Injectable hydrogels based on glycyrrhizin, alginate, and calcium for three-dimensional cell culture in liver tissue engineering.

Injectable hydrogels have been paid more attentions on cell therapy and tissue regeneration resulting from the applications in minimally invasive surgical procedures with ease of handling and complete filling of defect area. Here, a biodegradable and injectable in situ hydrogel formed by glycyrrhizin (GL), alginate (Alg), and calcium (Ca) was developed for three-dimensional (3D) cell culture. Differential scanning calorimetry (DSC), X-ray diffraction (XRD), scanning electron microscope (SEM) and rheology analysis were performed to characterize GL-Alg-Ca hydrogel and evaluate its formation mechanism, properties, and morphology. The biocompatibility of hydrogel was investigated by cell viability, morphology, and liver specific functions. The results of DSC, XRD, and rheology suggested that hydrogel was homogenous complex with stable structure and well viscoelasticity. Human hepatoma HepG2 cells cultured in hydrogels showed well morphology.

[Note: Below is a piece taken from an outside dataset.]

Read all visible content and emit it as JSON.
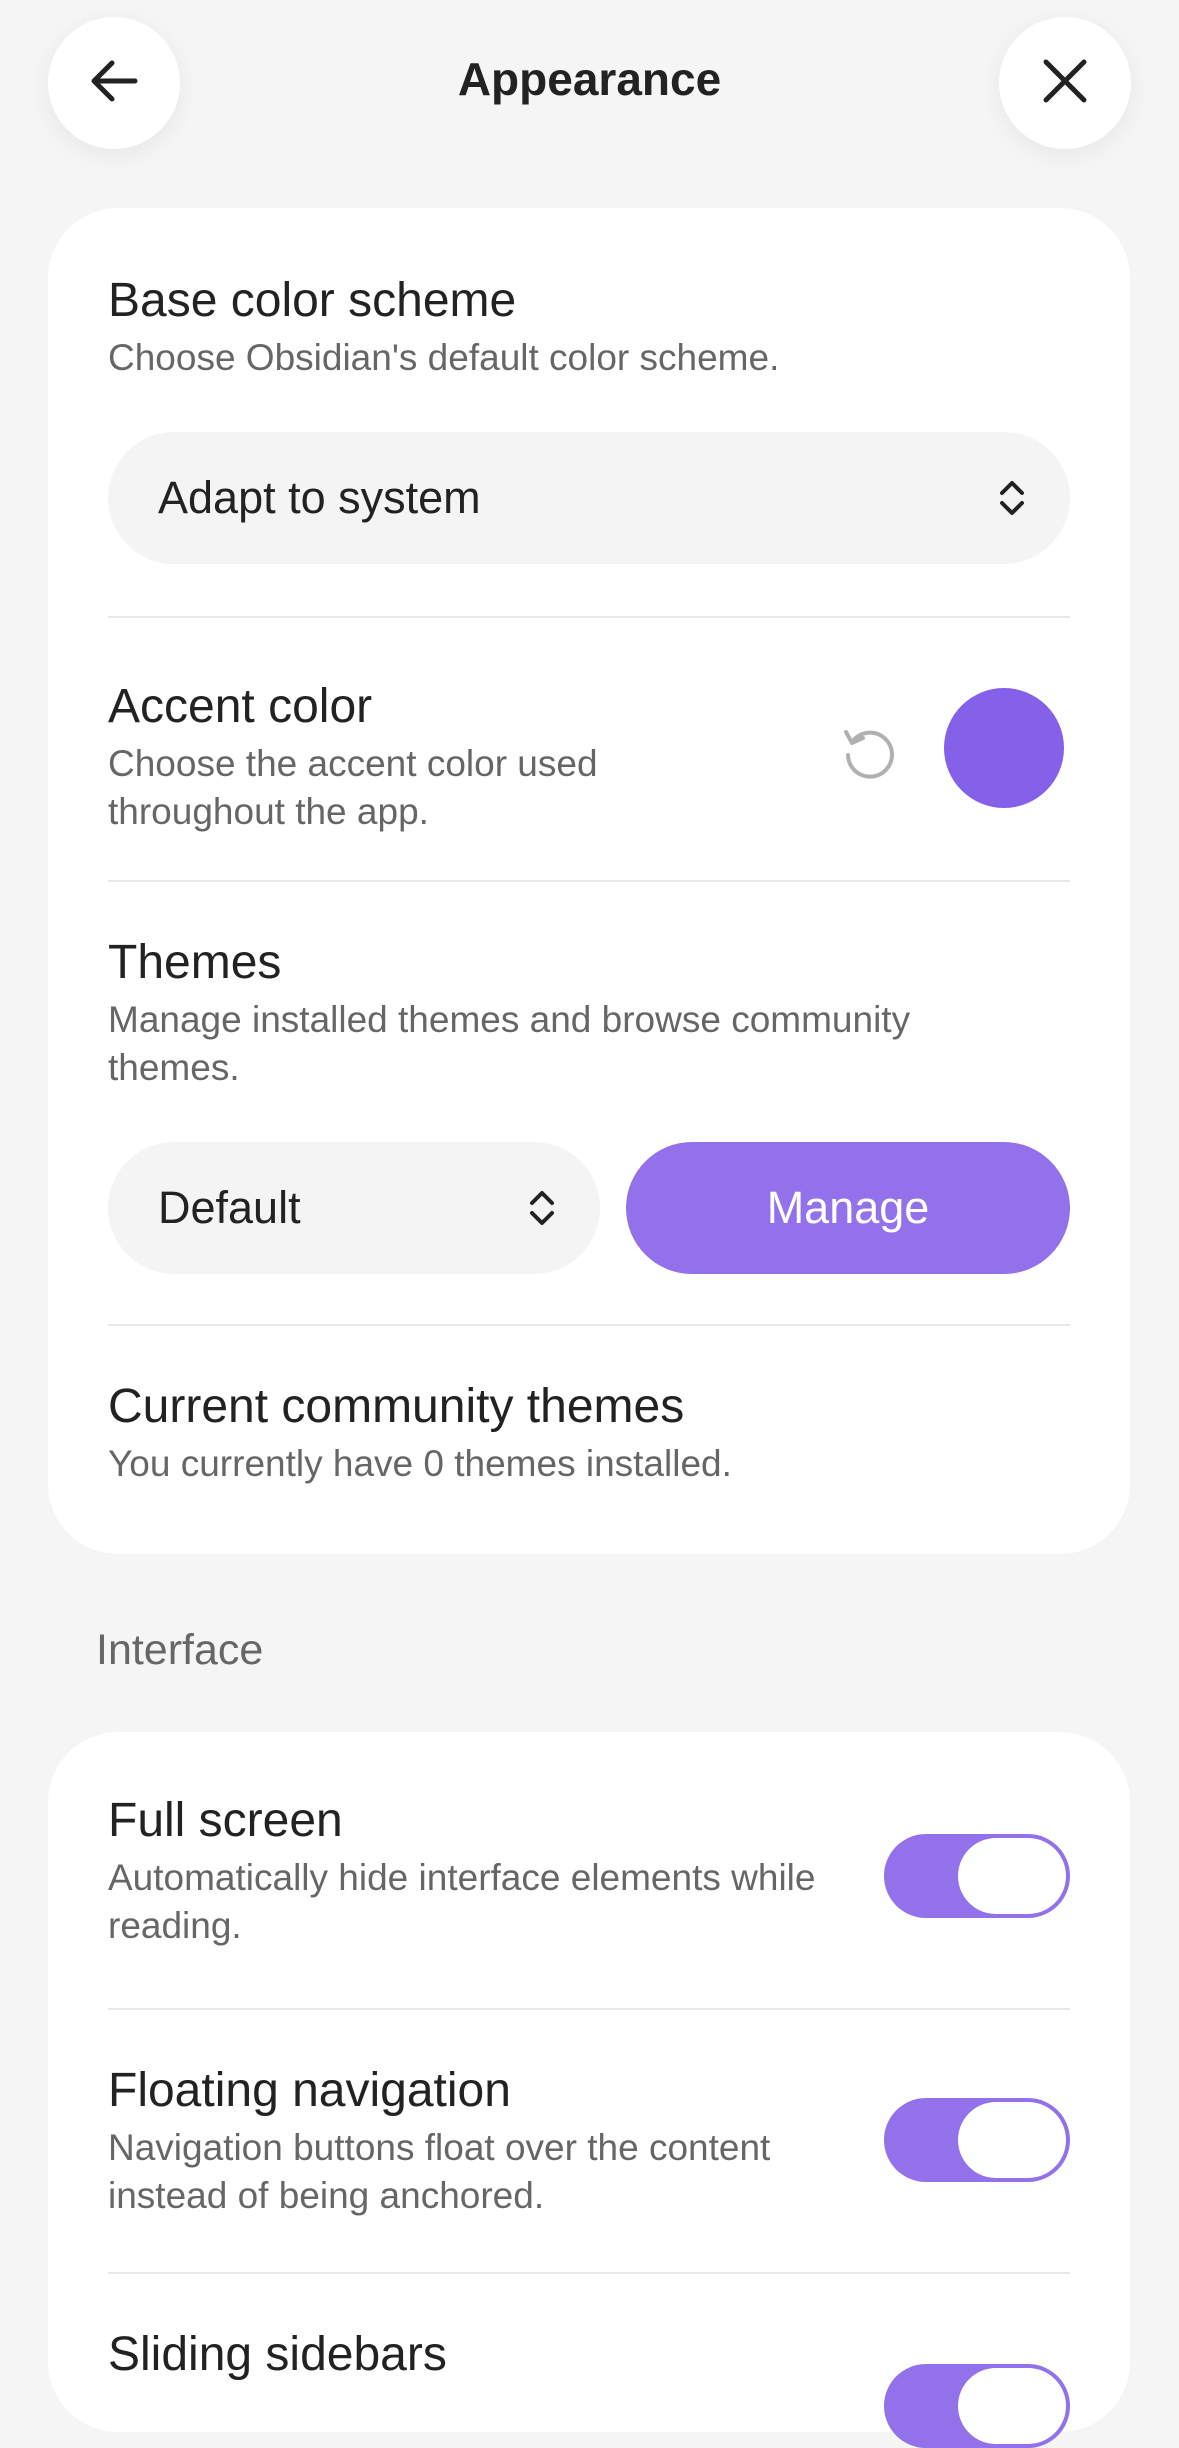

Compared with the control group, cells in hydrogels showed good biocompatibility, and could maintain the viability, proliferation and liver function for longer periods of time. Furthermore, the hydrogel improved the mRNA expression of cytochrome P450, which were key enzyme to the metabolization of hepatocytes. The GL-Alg-Ca hydrogel could be a potential 3D cells culture system for liver tissue engineering. © 2018 Wiley Periodicals, Inc. J Biomed Mater Res Part A: 106A: 3292-3302, 2018.